The role of a peacemaker is not easy. You have to argue and try to convince naysayers from every corner, and sometimes say the unthinkable, especially when the situation at the border escalates this far. But you never give up and must be constantly alert and sometimes sacrifice a lot of things – friendships, connections and etc. Nothing stands above peace.

Il ruolo di un pacificatore non è facile. Devi discutere e cercare di convincere gli scettici che sono dappertutto, e a volte dire l'impensabile, sopratutto quando la situazione alla frontiera è arrivata a questo punto. Tuttavia, non devi arrenderti mai ed essere sempre all'erta e a volte sacrificare molte cose: amicizie, rapporti, ecc… Niente è più importante della pace.

Phil Gamaghelyan è un assistente universitario alla Scuola di Studi per la Pace Joan B. Kroc all'Università di San Diego e cofondatore del Imagine Center for Conflict Transformation, il quale ha lavorato a varie iniziative ufficiali e non per facilitare la riconciliazione ed evitare grandi conflitti. Afferma che ha “osservato continuamente il rifiuto da parte delle élite politiche, culturali e accademiche armene e azere a partecipare in maniera significativa al processo di pace o a prendere delle misure necessarie per preparare le proprie società alla pace”. Secondo Gamaghelyan la coesistenza pacifica tra armeni e azeri all'estero “ha scacciato le assurde nozioni di  ‘incompatibilità genetica’ o  ‘inimicizia perpetua'”.

As we argued in our petition, the spillover of violence to the communities outside the zone of the Nagorno-Karabakh conflict itself does nothing to advance the cause of either conflict side, yet it harms the image of both communities and the South Caucasus in general in the eyes of the world, needlessly endangers the already difficult lives of migrants, and further shrinks the space for dialogue. I call on all political and cultural leaders in the homelands and in the diasporas to rise to the occasion, stay away from finger-pointing, and condemn any and all acts of violence, especially those perpetrated in their name and by the representatives of their own communities.

Come affermiamo nella nostra petizione, l'aumento della violenza tra comunità al di fuori del conflitto di Nagorno-Karabakh non fa nulla per far avanzare la causa da nessuna delle due parti; al contrario, danneggia l'immagine di entrambe le comunità e del sud del Caucaso agli occhi del mondo, mettendo in pericolo la già difficile vita dei migranti, oltre che ridurre sempre di più le possibilità di dialogo. Chiedo ai leader politici e culturali dei due Paesi e di quei Paesi dove vi è una presenza di armeni e azeri di essere all'altezza della situazione, di smettere di puntarsi il dito uno contro l'altro e di condannare qualsiasi atto di violenza, soprattutto quelli commessi dalle proprie comunità e dai propri rappresentanti.

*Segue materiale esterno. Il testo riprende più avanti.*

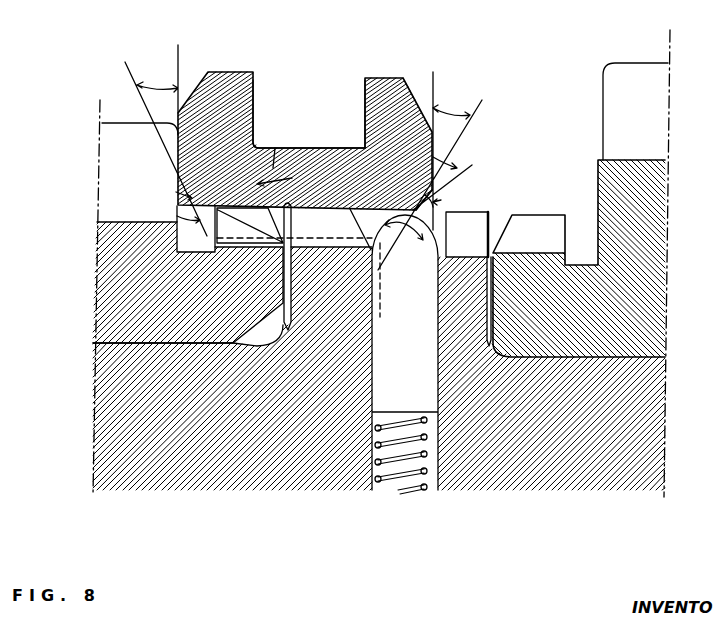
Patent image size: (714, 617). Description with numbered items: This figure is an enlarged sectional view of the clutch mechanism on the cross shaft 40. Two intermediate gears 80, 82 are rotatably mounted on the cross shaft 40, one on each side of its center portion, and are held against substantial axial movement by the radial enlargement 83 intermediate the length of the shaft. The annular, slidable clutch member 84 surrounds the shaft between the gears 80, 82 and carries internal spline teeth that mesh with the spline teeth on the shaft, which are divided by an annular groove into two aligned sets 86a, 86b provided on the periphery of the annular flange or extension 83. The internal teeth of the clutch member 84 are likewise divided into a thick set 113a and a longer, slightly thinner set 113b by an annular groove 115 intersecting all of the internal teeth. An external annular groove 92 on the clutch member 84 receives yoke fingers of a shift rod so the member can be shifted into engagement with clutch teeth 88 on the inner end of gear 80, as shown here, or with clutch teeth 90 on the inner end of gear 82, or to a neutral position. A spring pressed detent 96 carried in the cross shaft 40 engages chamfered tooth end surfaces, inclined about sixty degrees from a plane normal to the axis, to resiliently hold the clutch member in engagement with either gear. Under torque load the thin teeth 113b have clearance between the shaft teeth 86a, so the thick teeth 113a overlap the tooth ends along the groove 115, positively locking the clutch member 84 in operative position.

The cross shaft 40 is at (92, 375).
The intermediate gear 80 is at (121, 308).
The intermediate gear 82 is at (608, 133).
The radial enlargement 83 is at (336, 266).
The slidable clutch member 84 is at (242, 64).
The spline clutch teeth set 86a is at (378, 230).
The spline clutch teeth set 86b is at (483, 218).
The clutch teeth 88 is at (223, 229).
The clutch teeth 90 is at (528, 222).
The annular groove 92 is at (320, 99).
The spring pressed detent 96 is at (398, 367).
The internal clutch teeth set 113a is at (217, 209).
The internal clutch teeth set 113b is at (380, 282).
The annular groove 115 is at (289, 219).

Simon Maghakyan, attivista e ricercatore armeno-statunitense che vive a Denver, ha messo in evidenza l'aspetto umano dei recenti scontri:

We initiated #WordsNotSwords to protect our communities across the world by asking our fellow Armenian and Azerbaijani emigrants to make individual choices that respect the safety and dignity of every human. With our own example, we show that – despite our fundamental differences regarding the Nagorno-Karabakh conflict – Armenian and Azerbaijani individuals can agree to disagree peacefully.

Abbiamo iniziato la campagna #WordsNotSwords [parole non spade] per proteggere le nostre comunità in tutto il mondo e per chiedere ai nostri migranti armeni e azeri di prendere delle decisioni individuali che rispettino la sicurezza e la dignità di tutti gli esseri umani. Con il nostro esempio vogliamo dimostrare che, nonostante i diversi punti di vista che abbiamo sul conflitto di Nagorno-Karabakh, armeni e azeri possono convivere in maniera pacifica, pur avendo delle opinioni differenti

È ancora prematuro dire se con tutte le firme raccolte attraverso #WordsNotSwords [parole non spade] cambierà la retorica negativa che tutt'oggi è ancora presente. Tuttavia, è confortante vedere che tra le due comunità ci sono almeno 160 persone che condannano la violenza e rispettano il diritto alla protesta pacifica.

Nota dell'editor: L'autrice vuole aggiungere che ha firmato la dichiarazione #WordsNotSwords [parole, non spade].